In this study, the PCR–RFLP method was used to detect IL-18 gene -607A/C, and an ELISA kit was used to determine serum IL-18 levels. The results showed that the AA/AC genotype distribution in the NSCLC patients was significantly higher than that in the controls (P=0.02). Furthermore, stratified analyses for combined genotypes, AA genotype versus AC + CC genotype and CC genotype versus AC + AA genotype, were performed in NSCLC patients according to age at admission, sex, smoking status, histological type, lymph node metastasis, and clinical stage. However, no significant differences were found, implying that the IL-18 expression increased significantly in NSCLC patients (P=0.01) regardless of their clinical characteristics. According to the genotype distribution, no association was found between serum IL-18 levels and different genotypes, which is inconsistent with a previous report,23 possibly because of the different ethnic population.

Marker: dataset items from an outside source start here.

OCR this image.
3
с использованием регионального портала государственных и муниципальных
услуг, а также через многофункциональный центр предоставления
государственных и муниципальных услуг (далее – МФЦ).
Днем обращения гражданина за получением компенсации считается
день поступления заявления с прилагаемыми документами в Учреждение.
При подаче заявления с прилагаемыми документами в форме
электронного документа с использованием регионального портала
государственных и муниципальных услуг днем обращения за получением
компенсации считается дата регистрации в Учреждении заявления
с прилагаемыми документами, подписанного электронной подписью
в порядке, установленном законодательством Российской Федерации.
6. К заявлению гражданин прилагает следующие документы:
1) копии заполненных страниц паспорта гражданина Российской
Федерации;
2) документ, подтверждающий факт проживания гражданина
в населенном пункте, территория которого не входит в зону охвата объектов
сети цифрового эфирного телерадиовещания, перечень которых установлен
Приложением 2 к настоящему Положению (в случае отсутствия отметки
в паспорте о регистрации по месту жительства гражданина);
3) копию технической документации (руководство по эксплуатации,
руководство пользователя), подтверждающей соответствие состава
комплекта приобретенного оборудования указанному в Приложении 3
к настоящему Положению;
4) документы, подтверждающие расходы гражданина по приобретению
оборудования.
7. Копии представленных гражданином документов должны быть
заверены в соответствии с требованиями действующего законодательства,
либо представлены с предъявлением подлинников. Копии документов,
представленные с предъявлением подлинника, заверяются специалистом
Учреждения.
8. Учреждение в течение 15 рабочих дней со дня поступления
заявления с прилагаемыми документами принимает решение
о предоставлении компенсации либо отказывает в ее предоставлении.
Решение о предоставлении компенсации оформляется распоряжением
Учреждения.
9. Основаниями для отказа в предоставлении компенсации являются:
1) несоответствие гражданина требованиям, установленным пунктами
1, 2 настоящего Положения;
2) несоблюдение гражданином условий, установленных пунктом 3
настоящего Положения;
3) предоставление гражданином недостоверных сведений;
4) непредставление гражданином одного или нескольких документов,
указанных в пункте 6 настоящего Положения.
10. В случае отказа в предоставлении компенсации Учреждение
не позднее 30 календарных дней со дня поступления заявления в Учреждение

In conclusion, the current study demonstrates the important role of IL-18 -607 A/C polymorphism in increasing the risk of NSCLC in the Chinese population, but this SNP could not functionally affect the IL-18 levels. Thus, further studies are needed in a larger and ethnically different population to confirm this genetic influence on lung cancer.